Friday, March 2, 2012

Solitude


I've been drawn back time and again this week to thinking about Jesus in the desert, back to the Gospel from the 1st Sunday of Lent (Year B - St. Mark) and especially to the first two sentences:

"The Spirit drove Jesus out into the desert, and he remained in the desert for forty days, tempted by Satan. He was among wild beasts, and the angels ministered to him."

This propensity of mine was propelled, you might say, in part by a couple of chance discussions with friends and acquaintances in these days. What they shared and in two cases who they are have me thinking about "solitude", not loneliness, not isolation, but solitude. The older I get, the longer I live, the more often I experience older people suffering from loneliness. Experience has taught me even before death separates life-long partners in marriage and dear friends, that younger people can find themselves very much alone in the midst of life. There is just too much good video or film imagery out there of the man or woman very much alone in the crowd for me to want to elaborate any more. Struggling with loneliness, however, is not my interest today, but rather solitude as part of life, as an occasion, an opportunity for growth and self-realization.

"He was among wild beasts, and the angels ministered to him."

Decades ago TWA advertised travel packages know as "TWA Get Away Tours". They were terribly popular once upon a time and I can remember any number of Americans traveling to Europe who went that route. The name of the tours took its cue from a kind of existentialist or dreamy wish to escape the hectic and get away from it all. I still know people who try to "get away from it all", that "all" certainly being the pressures of work, but often also general responsibilities including theirs for family. It's a mentality which can help explain the popularity of Las Vegas, I guess. In this expression the "no to whatever" seems to dominate, whereas solitude is something different and I think also fundamentally positive.

In my childhood and youth I was always puzzled by the life-style of holy hermits. They did not necessarily live the life of a recluse. Invariably they spent much of their time counselling other people and even directing the spiritual life of others. Even so, they enjoyed what I understand to be solitude. They alone before God struggled with Satan, as Jesus had in the desert, and like him they were exposed to the wilds, beast or otherwise of this world, and could count only on the ministrations of angels. Solitude is indeed being alone, but being alone with God; it is an essential and active aloneness which may be filled with work and people, not as distraction but as mission and purpose toward/unto God Himself. Solitude is not a virtue or a strength, but rather a condition, an essential part of the Christian life as trajectory toward the fullness of life and grace in the glory of the Resurrection.

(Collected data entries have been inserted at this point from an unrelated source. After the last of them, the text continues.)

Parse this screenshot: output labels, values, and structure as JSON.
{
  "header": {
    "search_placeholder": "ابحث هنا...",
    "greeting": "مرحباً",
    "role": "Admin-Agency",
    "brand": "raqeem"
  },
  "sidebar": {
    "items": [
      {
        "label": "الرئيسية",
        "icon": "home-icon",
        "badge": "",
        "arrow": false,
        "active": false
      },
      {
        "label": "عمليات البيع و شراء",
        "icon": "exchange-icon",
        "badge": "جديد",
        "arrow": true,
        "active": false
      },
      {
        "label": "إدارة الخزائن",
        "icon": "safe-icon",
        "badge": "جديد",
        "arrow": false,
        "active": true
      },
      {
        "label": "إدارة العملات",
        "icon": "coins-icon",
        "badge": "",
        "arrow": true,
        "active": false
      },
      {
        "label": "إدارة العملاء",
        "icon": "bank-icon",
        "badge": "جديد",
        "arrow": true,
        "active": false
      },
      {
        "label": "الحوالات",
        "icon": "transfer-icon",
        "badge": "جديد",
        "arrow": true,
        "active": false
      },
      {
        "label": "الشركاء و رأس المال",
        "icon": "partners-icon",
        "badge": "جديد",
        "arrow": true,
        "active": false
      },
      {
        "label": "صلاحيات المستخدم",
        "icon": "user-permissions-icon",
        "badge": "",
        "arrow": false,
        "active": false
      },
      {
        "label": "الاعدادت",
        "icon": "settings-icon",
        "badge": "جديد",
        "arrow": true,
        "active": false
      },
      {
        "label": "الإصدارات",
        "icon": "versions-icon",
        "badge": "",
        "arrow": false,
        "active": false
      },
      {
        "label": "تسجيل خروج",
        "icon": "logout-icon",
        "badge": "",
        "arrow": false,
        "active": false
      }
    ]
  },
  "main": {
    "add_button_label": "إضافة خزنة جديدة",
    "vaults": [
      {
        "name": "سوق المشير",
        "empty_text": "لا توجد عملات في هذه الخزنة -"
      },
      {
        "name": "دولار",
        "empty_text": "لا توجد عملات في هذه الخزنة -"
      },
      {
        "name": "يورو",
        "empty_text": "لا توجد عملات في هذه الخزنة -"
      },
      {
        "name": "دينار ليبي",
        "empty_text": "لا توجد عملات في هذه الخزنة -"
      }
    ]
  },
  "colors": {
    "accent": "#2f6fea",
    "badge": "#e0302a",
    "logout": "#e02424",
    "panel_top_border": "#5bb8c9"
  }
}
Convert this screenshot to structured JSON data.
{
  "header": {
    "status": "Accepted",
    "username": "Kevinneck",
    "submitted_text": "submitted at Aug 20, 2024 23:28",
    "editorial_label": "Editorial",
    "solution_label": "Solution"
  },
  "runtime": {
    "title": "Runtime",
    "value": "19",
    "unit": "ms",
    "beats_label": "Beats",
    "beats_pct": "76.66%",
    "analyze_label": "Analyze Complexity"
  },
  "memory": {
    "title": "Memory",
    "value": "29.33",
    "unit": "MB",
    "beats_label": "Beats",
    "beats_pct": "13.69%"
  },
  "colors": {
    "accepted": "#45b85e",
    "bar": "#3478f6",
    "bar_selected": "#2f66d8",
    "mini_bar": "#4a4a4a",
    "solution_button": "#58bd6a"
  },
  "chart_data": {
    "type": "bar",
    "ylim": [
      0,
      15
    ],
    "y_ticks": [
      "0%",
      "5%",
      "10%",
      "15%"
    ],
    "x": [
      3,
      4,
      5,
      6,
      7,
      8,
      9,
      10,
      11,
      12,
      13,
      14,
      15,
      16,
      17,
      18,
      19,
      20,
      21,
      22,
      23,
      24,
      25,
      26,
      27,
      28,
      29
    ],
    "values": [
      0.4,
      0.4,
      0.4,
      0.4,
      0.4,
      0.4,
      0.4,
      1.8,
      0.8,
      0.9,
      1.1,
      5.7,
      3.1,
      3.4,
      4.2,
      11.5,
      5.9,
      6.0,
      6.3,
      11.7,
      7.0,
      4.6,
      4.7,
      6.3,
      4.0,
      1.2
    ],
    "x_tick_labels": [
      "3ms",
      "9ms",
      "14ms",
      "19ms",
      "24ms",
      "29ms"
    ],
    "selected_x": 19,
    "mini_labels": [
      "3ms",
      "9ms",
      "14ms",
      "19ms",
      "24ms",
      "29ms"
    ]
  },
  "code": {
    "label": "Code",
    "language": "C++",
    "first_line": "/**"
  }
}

Take a walk around the busy center of Kyiv or any major city where people are still out walking from here to there and you'll find out what a rare commodity solitude is. Bluetooth, ear-buds, or cell phone up to their ear and talking to someone, most people are not even alone or quiet with their own thoughts for the time from point A to point B, from the office door to the subway or bus-stop. I can remember from talks with people my age and older in Trinidad, or more often as I had occasion to meet people who were home visiting Trinidad from points north, their fond memories of something their children and grandchildren may never have known, as the joy they had known at home as small children in the presence of mommie's homespun oneness with God, her quiet humming or singing as she went about her house chores. A personal resource or richness has been supplanted in the best of scenarios by stereo recordings, but in most cases by radio and TV, banal sound and even worse advertising. 

Devout folk nowadays go on about taking a day of recollection as their day in the desert. Most good spiritual directors plead for quiet time in our lives, of fasting from phone, internet, TV, radio, facebook (need I continue the litany?). I think Jesus' forty days in the desert were something more and in the very midst of life. St. Francis de Sales was very clear on the difference in the spirituality proper to a monk or a hermit, a ruler or a family person. All, in Francis' design and each in the way proper to his or her state in life, need that alone, that solitude, which makes room for God and a coming face to face with the essential issues in struggling to establish His rule in our lives. 

In my own experience, blessed solitude is there in my life whenever I let it be. My fault and I think it a common one among folk and even priests is that we flee solitude, we fill God's chosen space with all sorts of distractions. I don't think that the remedy is to be found either in some sort of yoga or centering prayer. Truth to be told, if we were to pull the ear-buds, to stow the phone, to turn off all the image makers and sound boxes, solitude could and would come rushing into our lives, allowing us time for the ultimate and before God. I'm not recommending mental hygiene but rather really living, life with all its components, a life which enjoys solitude. 

My childhood definition of prayer is lifting heart and mind to God. The Scriptural exhortation to pray unceasingly, as St. Paul teaches and St. Augustine illustrates, is a matter not of the lips but of the heart set night and day on God. For all who believe, for all whose heart is right, all is possible if we would but renounce sin and then seek perfection by simply stepping out of the thicket of distractions, by pulling a few plugs.